然后便是遮罩，给指定位置赋值为 $-\infty$，用 $-10^{9}$ 这个极小数来表示。

attn_probs = attn_scores.softmax(-1)
attn_probs = self.dropout(attn_probs)

然后是列 Softmax，给 softmax 方法的 dim 参数传入 -1 指定方向。做完后进行一次 Dropout. 进行 Softmax 后，大小仍然为 $(batch,head,seq,seq)$.

return torch.matmul(attn_probs, V)

最后就是乘上 $V$ 了，$V$ 的大小是 $(batch,head,seq,d_k)$，矩阵乘法后结果也是 $(batch,head,seq,d_k)$ 大小。

x = x.transpose(1, 2).contiguous().view(x.shape[0], -1, self.num_heads * self.d_k)

然后就得将分给每个注意力头的计算结果拼接还原回原来的样子。

首先是还原刚才交换的维度，大小变成 $(batch,seq,head,d_k)$，然后用 contiguous 方法让张量连续。

然后就是拼接回原来的尺寸，view 方法后大小为 $(batch,seq,d_{\text{model}})$，和初始传入的大小一模一样。

x = self.W_o(x)

最后是进行 $\boldsymbol{W}_o$ 线性变化，大小不变，仍然为 $(batch,seq,d_{\text{model}})$.

class MultiHeadAttentionBlock(nn.Module):
    def __init__(self, d_model: int, num_heads: int, dropout: float):
        super().__init__()
        assert d_model % num_heads == 0, 'd_model must be divisible by num_heads'

        self.d_model = d_model  # embedding size
        self.num_heads = num_heads  # number of header
        self.d_k = d_model // num_heads

        self.W_q = nn.Linear(d_model, d_model, bias=False)
        self.W_k = nn.Linear(d_model, d_model, bias=False)
        self.W_v = nn.Linear(d_model, d_model, bias=False)
        self.W_o = nn.Linear(d_model, d_model, bias=False)
        self.dropout = nn.Dropout(dropout)

    def scaled_dot_product_attn(self, Q, K, V, mask=None):
        attn_scores = torch.matmul(Q, K.transpose(-1, -2)) / math.sqrt(self.d_k)
        if mask is not None:
            attn_scores.masked_fill_(mask == 0, -1e9)
        attn_probs = attn_scores.softmax(-1)
        attn_probs = self.dropout(attn_probs)
        return torch.matmul(attn_probs, V)

    def forward(self, X_q, X_k, X_v, mask=None):
        query = self.W_q(X_q)
        key = self.W_k(X_k)
        value = self.W_v(X_v)

        query = query.view(query.shape[0], query.shape[1], self.num_heads, self.d_k).transpose(1, 2)
        key = key.view(key.shape[0], key.shape[1], self.num_heads, self.d_k).transpose(1, 2)
        value = value.view(value.shape[0], value.shape[1], self.num_heads, self.d_k).transpose(1, 2)

        x = self.scaled_dot_product_attn(query, key, value, mask)
        x = x.transpose(1, 2).contiguous().view(x.shape[0], -1, self.num_heads * self.d_k)
        x = self.W_o(x)
        return x

8 EncoderBlock 编码器块

在第一节中，编码器块便是图中的左侧部分。
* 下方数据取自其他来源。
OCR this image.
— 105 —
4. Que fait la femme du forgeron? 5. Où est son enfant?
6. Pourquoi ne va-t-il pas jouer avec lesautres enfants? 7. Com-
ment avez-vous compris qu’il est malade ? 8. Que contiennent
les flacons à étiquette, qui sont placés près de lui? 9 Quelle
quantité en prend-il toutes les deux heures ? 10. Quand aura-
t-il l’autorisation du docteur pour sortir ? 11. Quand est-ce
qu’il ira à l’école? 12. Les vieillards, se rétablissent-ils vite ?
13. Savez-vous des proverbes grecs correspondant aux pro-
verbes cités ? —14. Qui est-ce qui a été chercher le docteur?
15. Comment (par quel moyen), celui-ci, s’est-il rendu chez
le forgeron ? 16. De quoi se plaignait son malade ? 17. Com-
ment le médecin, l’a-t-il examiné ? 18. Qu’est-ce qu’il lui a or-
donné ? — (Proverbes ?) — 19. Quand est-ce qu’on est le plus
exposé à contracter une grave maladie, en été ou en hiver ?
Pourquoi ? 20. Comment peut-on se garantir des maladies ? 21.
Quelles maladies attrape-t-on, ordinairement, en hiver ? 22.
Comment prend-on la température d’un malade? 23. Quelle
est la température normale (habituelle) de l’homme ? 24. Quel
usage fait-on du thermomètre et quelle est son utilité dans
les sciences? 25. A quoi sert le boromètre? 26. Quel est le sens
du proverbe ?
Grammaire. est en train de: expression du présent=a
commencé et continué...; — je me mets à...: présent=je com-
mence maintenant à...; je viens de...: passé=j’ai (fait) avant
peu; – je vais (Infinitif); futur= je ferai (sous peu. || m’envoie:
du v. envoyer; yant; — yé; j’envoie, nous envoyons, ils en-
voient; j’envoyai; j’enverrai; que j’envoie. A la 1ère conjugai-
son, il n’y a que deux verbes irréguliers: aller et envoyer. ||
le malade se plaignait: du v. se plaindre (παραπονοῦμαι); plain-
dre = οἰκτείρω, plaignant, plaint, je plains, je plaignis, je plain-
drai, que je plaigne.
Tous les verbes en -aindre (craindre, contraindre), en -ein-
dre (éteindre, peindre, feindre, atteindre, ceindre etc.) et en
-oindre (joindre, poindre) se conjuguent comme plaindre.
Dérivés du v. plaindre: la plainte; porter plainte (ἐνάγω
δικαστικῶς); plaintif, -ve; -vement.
它包含一个多头注意力块、一个前馈神经网络块、两个残差连接和两个层归一化。其中，多头注意力块为自注意力，即传入的 Q, K, V 均来自自身。

按照图中的顺序，编写代码实现编码器块。

class EncoderBlock(nn.Module):
    def __init__(self,  d_model: int, d_hidden: int, num_heads: int, dropout: float):
        super().__init__()
        self.self_attn_block = MultiHeadAttentionBlock(d_model, num_heads, dropout)
        self.residual_connection_1 = ResidualConnection(d_model, dropout)
        self.feed_forward_block = FeedForwardBlock(d_model, d_hidden, dropout)
        self.residual_connection_2 = ResidualConnection(d_model, dropout)

    def forward(self, x, mask):
        x = self.residual_connection_1(x, lambda x: self.self_attn_block(x, x, x, mask))
        x = self.residual_connection_2(x, lambda x: self.feed_forward_block(x))
        return x

9 DecoderBlock 解码器块

在第一节中，编码器块便是图中的右侧部分。它包含两个多头注意力块（一个自注意力，一个交叉注意力）、一个前馈神经网络块、三个残差连接和三个层归一化。其中，自注意力即传入的 Q, K, V 均来自自身，交叉注意力的 Q 来自解码器自身，而 K, V 来自编码器的输出。

还需要注意的是在解码器中存在两种不同的 Mask 遮罩，其中对于自注意力块要用三角矩阵遮罩，阻止后侧序列给前侧序列“泄题”。

按照图中顺序，编写代码实现解码器块。

class DecoderBlock(nn.Module):
    def __init__(self, d_model: int, d_hidden: int, num_heads: int, dropout: float):
        super().__init__()
        self.self_attn_block = MultiHeadAttentionBlock(d_model, num_heads, dropout)
        self.residual_connection_1 = ResidualConnection(d_model, dropout)
        self.cross_attn_block = MultiHeadAttentionBlock(d_model, num_heads, dropout)
        self.residual_connection_2 = ResidualConnection(d_model, dropout)
        self.feed_forward_block = FeedForwardBlock(d_model, d_hidden, dropout)
        self.residual_connection_3 = ResidualConnection(d_model, dropout)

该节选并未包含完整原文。